Inter-rater differences between parents and clinicians are common. Rather than treating disagreement as an error, teams often use discordance as a signal to explore unmet needs: fear of injury, undervalued symptoms, home environment constraints, or differing definitions of “usual” play.
Limitations and prudent use
- Subjectivity and anchor dependence: Scores reflect judgment and the chosen time window; they are not objective laboratory measurements.
- Developmental heterogeneity: The same numeric label may correspond to different real-world function at different ages.
- Not a stand-alone safety tool: A child may have serious physiologic risk despite a relatively preserved Lansky score, especially early in illness or with compensated chronic conditions.
- Zero score semantics: Lansky 0 indicates profound unresponsiveness in the scale’s framing; it is not interchangeable with adult “KPS 0” conventions without explicit local definition.
- Complement, don’t replace, comprehensive assessment: Integrate Lansky with exam findings, disease-specific staging, imaging, labs, patient-reported outcomes, and family goals.

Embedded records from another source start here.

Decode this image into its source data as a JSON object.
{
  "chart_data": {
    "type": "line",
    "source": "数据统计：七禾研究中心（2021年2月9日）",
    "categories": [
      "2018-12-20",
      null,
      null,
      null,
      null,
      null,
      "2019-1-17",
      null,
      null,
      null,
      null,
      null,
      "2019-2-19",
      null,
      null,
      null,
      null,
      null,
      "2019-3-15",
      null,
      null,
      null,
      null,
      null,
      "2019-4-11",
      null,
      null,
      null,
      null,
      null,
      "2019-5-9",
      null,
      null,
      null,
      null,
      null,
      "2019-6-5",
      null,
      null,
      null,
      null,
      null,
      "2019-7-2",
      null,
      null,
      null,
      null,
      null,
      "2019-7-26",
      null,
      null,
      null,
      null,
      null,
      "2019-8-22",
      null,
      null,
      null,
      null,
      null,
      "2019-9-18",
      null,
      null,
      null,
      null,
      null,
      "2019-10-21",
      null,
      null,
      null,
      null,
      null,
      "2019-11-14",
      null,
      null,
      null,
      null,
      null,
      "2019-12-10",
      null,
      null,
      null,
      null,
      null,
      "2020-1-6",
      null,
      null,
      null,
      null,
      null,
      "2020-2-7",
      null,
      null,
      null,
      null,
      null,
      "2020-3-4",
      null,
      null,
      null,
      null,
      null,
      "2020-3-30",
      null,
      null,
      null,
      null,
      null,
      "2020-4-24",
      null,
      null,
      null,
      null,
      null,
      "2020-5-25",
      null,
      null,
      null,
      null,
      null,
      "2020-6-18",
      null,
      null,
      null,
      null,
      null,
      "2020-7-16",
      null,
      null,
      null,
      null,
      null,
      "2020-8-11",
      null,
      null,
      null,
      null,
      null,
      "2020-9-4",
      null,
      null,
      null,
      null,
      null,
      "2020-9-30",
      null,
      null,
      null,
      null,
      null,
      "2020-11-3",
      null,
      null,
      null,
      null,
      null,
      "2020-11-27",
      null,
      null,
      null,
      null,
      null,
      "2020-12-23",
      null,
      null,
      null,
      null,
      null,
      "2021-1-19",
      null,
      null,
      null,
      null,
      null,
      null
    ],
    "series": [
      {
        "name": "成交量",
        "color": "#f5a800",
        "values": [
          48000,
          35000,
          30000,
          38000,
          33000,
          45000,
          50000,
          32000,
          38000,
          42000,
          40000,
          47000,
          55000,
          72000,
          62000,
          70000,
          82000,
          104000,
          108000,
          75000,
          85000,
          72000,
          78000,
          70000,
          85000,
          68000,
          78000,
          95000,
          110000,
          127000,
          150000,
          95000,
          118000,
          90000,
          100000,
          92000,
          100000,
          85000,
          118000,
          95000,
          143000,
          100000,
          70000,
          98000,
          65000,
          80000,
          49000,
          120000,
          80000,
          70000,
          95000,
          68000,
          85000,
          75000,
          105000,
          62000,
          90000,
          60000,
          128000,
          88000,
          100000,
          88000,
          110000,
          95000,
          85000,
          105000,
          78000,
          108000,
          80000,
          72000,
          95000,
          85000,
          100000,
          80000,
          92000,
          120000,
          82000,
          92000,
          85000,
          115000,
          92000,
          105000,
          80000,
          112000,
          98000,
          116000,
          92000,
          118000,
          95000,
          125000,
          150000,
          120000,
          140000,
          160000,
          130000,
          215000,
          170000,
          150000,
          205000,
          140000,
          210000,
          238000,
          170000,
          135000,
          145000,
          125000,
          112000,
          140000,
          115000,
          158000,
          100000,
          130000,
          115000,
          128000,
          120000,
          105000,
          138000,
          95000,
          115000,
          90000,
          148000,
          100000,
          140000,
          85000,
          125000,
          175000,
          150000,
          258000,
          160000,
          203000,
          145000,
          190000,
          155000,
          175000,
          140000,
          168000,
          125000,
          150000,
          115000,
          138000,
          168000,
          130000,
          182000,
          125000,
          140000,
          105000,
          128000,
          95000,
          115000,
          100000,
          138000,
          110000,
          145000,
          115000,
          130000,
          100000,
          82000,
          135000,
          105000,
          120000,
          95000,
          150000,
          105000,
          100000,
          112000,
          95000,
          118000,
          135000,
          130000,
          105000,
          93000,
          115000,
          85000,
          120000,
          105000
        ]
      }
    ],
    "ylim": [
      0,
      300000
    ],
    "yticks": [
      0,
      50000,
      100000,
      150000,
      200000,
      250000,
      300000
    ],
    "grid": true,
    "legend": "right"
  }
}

Using this calculator on CalcMD
The companion calculator helps teams quickly retrieve the canonical descriptor for a selected Lansky level and provides brief contextual notes about typical clinical implications and the Karnofsky numeric parallel used in many oncology workflows. It is an educational aid and should be applied alongside institutional pathways, active clinical judgment, and—when applicable—trial-specific rules.